Chuseok is considered Korea's most important holiday, according to the Korean government's Korea Tourism Organization (KTO) website. Chuseok and Seollal -- Korea's observance of Lunar New Year -- are the nation's two biggest holidays.

During Chuseok many Korean families gather and give thanks for the year's harvest and hold rituals that honor their ancestors.

Through much of Korea's history, Koreans saw harvest crops as a blessing that owes to one's ancestors. Korean Christian families typically do not perform rituals associated with ancestor worship, but do hold a Chuseok family gathering. Chuseok is often likened to American Thanksgiving.

During Chuseok, nearly all government offices and most businesses are closed. City streets can seem all but deserted.

Trains and buses are jammed and the nation's highways carpeted in bumper-to-bumper traffic as about three-fourths of Korea's population fans out across the country to visit relatives. They enjoy traditional foods and games, and make ritual visits to their family burial sites.

Chuseok can be thought of as having two main phases.

There's the long holiday weekend built around Chuseok Day itself, of course, but also the weeks of intense pre-holiday scrambling.
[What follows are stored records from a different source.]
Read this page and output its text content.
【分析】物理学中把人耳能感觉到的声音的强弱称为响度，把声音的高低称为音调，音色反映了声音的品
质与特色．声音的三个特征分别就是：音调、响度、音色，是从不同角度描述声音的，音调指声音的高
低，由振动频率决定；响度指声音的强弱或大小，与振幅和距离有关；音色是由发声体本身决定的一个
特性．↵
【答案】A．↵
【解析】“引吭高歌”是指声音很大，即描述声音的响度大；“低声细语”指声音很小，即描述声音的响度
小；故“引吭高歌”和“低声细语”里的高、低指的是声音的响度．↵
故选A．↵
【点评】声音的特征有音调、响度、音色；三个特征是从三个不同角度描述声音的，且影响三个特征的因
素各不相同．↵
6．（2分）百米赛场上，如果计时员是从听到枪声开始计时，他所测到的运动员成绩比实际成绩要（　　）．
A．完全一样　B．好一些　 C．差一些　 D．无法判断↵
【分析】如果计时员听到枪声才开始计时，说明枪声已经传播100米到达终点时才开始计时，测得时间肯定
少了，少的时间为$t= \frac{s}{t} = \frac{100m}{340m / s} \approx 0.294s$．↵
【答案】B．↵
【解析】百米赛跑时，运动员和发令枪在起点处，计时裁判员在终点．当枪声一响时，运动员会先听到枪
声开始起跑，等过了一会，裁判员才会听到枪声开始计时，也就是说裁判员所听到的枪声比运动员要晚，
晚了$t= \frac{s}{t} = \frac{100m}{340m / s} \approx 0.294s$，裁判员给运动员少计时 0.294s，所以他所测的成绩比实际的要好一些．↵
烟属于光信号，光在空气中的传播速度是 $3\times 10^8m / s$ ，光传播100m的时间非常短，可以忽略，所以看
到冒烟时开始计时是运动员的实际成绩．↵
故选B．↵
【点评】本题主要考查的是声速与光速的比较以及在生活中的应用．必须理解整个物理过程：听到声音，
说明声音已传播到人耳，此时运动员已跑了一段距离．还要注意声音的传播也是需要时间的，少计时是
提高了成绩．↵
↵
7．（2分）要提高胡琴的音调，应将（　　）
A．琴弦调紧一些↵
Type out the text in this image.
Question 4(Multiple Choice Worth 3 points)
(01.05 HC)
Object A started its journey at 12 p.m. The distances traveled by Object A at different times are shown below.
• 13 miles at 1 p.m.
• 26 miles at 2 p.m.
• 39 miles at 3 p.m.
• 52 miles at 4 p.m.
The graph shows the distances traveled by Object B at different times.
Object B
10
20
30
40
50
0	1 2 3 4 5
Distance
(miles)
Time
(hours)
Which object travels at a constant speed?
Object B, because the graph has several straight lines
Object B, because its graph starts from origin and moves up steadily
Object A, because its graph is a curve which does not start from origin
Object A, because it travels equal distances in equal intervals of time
Koreans hurry to buy hard-to-get train and bus tickets well in advance. They buy and cook traditional Chuseok foods. And there's a big holiday surge in buying and sending Chuseok gifts.

For some Koreans there's even a preliminary trip -- sometimes at long distances -- to trim grass and pull weeds at family gravesites for the rituals that will later be performed during Chuseok itself.

Other families choose to wait until the holiday to get the gravesites ready. The preparation, regardless of when it's done, is called "beolcho."

But there's plenty else to do before Chuseok arrives.

There's much buying of gifts to be given to relatives and business associates at Chuseok.

And it's an especially busy time for the country's postal system and its home delivery businesses as families send Chuseok gifts to relatives.

But for all the bustle that goes into the run-up to Chuseok, there's nothing quite like the arrival of the holiday itself.

It's most obvious sign is that cities and towns can seem abruptly emptied of people.

Where is everybody? Many are bumper-to-bumper deep in one big traffic jam that eventually overspreads the entire country.

Motorists blanket the highways in trips that on Chuseok can take two and three times longer than they would were it not a holiday.

Also jammed with Chuseok travelers are the country's railroad stations and bus terminals.

Train and express bus tickets for Chuseok travel are in such demand they can sell out a month ahead of time. Buying of train tickets online has been so heavy at Chuseok season it's sometimes crashed the computer system. Those who try to buy at railroad ticket windows face long, slow-moving lines.

On Chuseok day itself, families gather at home and perform several acts, not necessarily in a set order.

They tidy family gravesites if they hadn't done so weeks earlier.

Typically, they then hold an indoor family ceremony, called "charye," in which they honor their ancestors' memory.

This service is followed by the traditional Chuseok meal, which is notorious for the long hours of painstaking cooking and other kitchen work Korean women typically perform in preparing it.

It's after all this that some families go to family gravesites and there, in a ritual called "seongmyo," render a formal bow of respect to their ancestors.

Some Koreans, however, are moving away from traditional Chuseok practices. A growing number are skipping Chuseok observance entirely and using the days off for leisure trips, often to places outside Korea.

Some families hire landscaping services to clear weeds and trim grass at gravesites. Some order Chuseok food from catering businesses.

Chuseok also sees a surge in movie-going, with the holiday affording Koreans a chance to get to the theaters.

But for those millions of Koreans who keep to the more traditional observance, there comes the second and final holiday challenge, the return trip.

Trains, buses, roads, highways and city streets are once again congested, as three-fourths of the nation's populace, their preparations and get-togethers over for another year, press their way home.